Tauke/pedagang penampung merupakan sarana ekonomi yang memberikan sumbangan berarti terhadap perekonomian penduduk Kelurahan Karas, khususnya yang bekerja sebagai nelayan. Mereka merupakan salah satu mata rantai pemasaran hasil produksi nelayan di tingkat kelurahan karena tidak adanya tempat pelelangan ikan. Masing-masing tauke biasanya mempunyai sekitar 15-20 orang anak buah, yaitu nelayan yang secara tetap menjual hasil melaut kepada tauke.

Secara keseluruhan terdapat sebelas orang penampung di kelurahan ini, semuanya merupakan warga pribumi dan beberapa di antaranya adalah pendatang beretnis Jawa. Dari semua pedagang pengumpul tersebut, hanya lima orang yang aktif menjalankan usahanya (wawancara dengan narasumber, pegawai di Kelurahan Karas). Kelimanya mempunyai “pelabuhan pendaratan” kapal (masyarakat

setempat menyebutnya ‘pelantar’) sendiri dan mereka membawa hasil tangkapan yang dibeli dari nelayan setiap dua hari sekali ke Tanjung Pinang untuk dijual kepada pedagang (besar) di sana. Sementara itu, enam penampung yang lain tidak memiliki ‘pelantar’ dan juga tidak melakukan usahanya secara rutin.

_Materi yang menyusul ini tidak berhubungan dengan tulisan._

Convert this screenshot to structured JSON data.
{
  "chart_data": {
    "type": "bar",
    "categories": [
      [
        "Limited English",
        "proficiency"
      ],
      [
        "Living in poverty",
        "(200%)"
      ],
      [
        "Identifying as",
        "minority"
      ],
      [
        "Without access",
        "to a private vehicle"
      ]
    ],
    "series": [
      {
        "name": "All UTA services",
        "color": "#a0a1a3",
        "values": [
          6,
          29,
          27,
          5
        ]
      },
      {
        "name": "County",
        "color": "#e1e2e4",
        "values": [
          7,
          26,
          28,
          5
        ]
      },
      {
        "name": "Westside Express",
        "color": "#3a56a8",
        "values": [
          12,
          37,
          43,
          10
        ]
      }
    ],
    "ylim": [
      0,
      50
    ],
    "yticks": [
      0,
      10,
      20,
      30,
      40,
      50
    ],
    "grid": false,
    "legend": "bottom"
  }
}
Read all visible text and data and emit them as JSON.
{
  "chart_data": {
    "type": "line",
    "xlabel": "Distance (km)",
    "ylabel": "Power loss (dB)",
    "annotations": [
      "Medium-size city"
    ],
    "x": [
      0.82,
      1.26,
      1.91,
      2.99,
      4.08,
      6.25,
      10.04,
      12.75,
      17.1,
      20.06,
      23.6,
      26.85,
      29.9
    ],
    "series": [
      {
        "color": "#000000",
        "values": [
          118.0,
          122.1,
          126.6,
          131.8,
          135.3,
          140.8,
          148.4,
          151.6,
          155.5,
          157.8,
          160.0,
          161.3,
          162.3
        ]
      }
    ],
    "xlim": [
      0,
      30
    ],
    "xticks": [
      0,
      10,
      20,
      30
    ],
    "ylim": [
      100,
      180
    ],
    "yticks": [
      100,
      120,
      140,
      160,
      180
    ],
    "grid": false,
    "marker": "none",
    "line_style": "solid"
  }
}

Sebagaimana halnya pedagang pengumpul di berbagai daerah nelayan lainnya, tauke/pedagang pengumpul di Kelurahan Karas ini juga memberikan piutang kepada anak buah mereka, baik untuk modal melaut maupun untuk kebutuhan rumah tangga. Namun, dibandingkan dengan tauke/pedagang pengumpul di daerah di sekitarnya, misalnya Kelurahan Pulau Abang yang juga terletak di Kecamatan Galang, jumlah pinjaman yang diberikan jauh lebih sedikit. Jika tauke/pengumpul di Kelurahan Pulau Abang mampu memberikan pinjaman berupa perahu beserta mesinnya (Romdiati dan Noveria, 2007), tauke di Kelurahan Karas paling banyak hanya meminjamkan uang sekitar Rp. 1.000.000,- kepada anak buahnya (wawancara dengan narasumber yang bekerja sebagai nelayan). Sarana ekonomi lainnya yang terdapat di Kelurahan Karas adalah usaha bank keliling yang dilakukan oleh tiga sampai empat orang beretnis Batak yang berasal dari Tanjung Pinang. “Lembaga” ini menjalankan usaha melalui pemberian kredit kepada masyarakat dengan bunga yang sangat tinggi. Bunga yang dikenakan sebesar 20 persen dari pinjaman pokok dengan waktu peminjaman selama empat puluh hari. Kondisi ini sangat memberatkan masyarakat, sehingga ada upaya dari pihak pemerintah kelurahan untuk menghentikan praktik bank keliling tersebut. Namun, usaha yang dilakukan tidak sepenuhnya berhasil karena kenyataannya masih ada masyarakat yang meminjam uang dari bank keliling.